De restauratie werd bekostigd uit een door de groep gevormde algemene kas. Maandelijks stortten de leden van “De Oldtimer” hierin een bijdrage. Het hoeft geen betoog dat alle grote en kleine bedragen die met het project gemoeid waren, tezamen voor een aardig kostenpost hebben gezorgd. Een kostenplaatje dat maar ten dele terug te vinden is in de toch niet kinderachtige taxatiewaarde, maar dat hoort blijkbaar bij mobiele restauratieprojecten. Ze hebben er wel veel lol mee gehad, die brandweerjongens, en ze hebben een unieke en bekende brandweerauto uit hun plaats weten te redden.

Een aardig neveneffect van het project voor de betrokkenen is dat er een echte teamgeest ontstaan is, mede omdat het bij tijd en wijle best moeilijk was om dit project tot een goed einde te brengen. U kent dat wel, dat is dat opgeefduiveltje dat loert op uw momenten van mentale zwakte. Deze club ontwikkelde zich onder invloed van het Austin project in zekere zin tot een historisch brandweerkorps. In die hoedanigheid zijn zij inmiddels al enkele malen met gepaste trots en geheel in stijl uitgerukt naar oldtimerevenementen in de regio.
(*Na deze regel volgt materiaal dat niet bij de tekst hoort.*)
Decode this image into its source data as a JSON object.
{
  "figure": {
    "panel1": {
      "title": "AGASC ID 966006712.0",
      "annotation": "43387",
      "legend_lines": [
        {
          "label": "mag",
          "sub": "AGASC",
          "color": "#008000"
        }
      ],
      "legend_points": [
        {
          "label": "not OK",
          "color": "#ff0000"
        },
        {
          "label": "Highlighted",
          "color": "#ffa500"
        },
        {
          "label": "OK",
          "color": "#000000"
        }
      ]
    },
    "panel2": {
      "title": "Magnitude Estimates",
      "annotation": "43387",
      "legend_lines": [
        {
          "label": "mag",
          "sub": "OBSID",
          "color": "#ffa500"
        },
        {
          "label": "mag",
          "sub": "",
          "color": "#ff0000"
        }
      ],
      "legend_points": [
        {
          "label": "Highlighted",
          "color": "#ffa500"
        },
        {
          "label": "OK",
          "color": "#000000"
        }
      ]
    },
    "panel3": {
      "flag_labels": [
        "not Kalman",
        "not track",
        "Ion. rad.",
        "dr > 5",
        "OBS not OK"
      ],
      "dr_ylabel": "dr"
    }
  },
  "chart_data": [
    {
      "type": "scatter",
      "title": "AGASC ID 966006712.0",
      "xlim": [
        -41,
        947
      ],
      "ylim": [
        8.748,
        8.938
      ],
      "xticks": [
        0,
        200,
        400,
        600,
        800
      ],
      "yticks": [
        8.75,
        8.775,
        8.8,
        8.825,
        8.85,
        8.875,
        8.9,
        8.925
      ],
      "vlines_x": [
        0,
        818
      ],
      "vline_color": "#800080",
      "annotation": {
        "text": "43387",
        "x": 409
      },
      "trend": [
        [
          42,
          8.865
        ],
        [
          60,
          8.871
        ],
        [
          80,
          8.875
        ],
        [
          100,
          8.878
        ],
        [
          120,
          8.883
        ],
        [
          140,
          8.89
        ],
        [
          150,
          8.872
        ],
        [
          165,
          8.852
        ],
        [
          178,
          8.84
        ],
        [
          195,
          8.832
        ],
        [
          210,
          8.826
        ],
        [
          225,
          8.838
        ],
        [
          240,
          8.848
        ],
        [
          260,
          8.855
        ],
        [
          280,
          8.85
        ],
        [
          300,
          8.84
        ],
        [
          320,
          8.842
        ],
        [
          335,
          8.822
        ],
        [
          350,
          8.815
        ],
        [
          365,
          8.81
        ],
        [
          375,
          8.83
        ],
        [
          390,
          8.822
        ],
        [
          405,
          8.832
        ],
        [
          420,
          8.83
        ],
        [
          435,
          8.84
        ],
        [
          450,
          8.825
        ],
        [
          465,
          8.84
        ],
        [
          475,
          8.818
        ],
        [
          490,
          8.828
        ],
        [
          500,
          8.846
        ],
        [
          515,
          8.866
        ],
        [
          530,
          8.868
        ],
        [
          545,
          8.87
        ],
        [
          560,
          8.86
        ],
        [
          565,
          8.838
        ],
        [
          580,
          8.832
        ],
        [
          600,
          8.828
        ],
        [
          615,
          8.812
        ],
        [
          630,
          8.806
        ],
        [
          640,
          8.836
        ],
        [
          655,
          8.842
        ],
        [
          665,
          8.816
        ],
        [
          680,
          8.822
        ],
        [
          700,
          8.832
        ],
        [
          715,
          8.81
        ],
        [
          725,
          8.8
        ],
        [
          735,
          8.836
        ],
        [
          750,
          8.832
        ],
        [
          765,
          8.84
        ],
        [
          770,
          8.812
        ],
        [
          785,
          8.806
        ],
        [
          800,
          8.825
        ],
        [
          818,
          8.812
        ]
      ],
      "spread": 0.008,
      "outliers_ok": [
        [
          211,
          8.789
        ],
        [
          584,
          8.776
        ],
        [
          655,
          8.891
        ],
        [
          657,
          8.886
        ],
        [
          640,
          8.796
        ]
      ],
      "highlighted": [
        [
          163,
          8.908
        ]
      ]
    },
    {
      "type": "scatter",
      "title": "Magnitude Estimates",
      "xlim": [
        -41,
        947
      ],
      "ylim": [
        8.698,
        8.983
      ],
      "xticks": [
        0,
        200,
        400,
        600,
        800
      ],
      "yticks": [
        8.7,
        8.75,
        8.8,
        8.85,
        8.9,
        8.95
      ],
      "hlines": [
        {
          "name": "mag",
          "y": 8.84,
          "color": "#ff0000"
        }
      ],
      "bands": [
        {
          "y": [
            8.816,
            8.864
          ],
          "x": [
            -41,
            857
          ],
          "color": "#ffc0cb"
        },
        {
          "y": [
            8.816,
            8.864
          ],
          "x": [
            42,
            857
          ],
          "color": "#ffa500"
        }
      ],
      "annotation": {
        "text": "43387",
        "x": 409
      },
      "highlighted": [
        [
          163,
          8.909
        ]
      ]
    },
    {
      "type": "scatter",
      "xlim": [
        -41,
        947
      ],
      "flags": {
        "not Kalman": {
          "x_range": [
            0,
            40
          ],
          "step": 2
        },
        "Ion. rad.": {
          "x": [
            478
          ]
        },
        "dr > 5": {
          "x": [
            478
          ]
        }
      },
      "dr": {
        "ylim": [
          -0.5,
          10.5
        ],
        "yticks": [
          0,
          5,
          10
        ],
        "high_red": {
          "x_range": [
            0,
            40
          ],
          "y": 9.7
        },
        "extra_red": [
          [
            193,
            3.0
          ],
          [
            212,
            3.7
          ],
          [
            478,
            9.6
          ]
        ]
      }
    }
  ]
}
Sinds het naderen van de voltooiing van het project is er naast het zoeken naar attributen voor de Austin zelf dan ook intensief gespeurd naar authentieke persoonlijke uitrustingsstukken uit die jaren, zoals helmen, kleding, schoeisel, persluchtmaskers en dergelijke. Maar het historische brandweerkledingpakket is nog lang niet compleet. Dus als u toevallig nog iets daarvan op zolder hebt liggen…

Technische gegevens

  • bouw jaar:1954
  • chassis: Austin 3 KBN
  • carrosserie: NV Berwi (van Bergen Winschoten) (1956)
  • motorvermogen: 90 pk
  • brandstof: benzine
  • verbruik: veel(?)
  • versnellingsbak: ongesynchroniseerd, 4 versnellingen vooruit, l achteruit.
  • cardanaandrijving op de achterwielen.
  • wielophanging: starre as met bladveren voor en achter. Geen stuurbekrachtiging.
  • elektrische installatie: 12 volt, gelijkstroomdynamo.
  • waterpomp: voorbouw – centrifugaalpomp op hulpchassisraam
  • Fabrikant NV van Bergen Heiligerlee. Directe • aandrijving via de krukas.

Overig

  • “De Oldtimer” is lid van het A.M.R.W. (Austin-Morris-Riley-Wolseley) Register.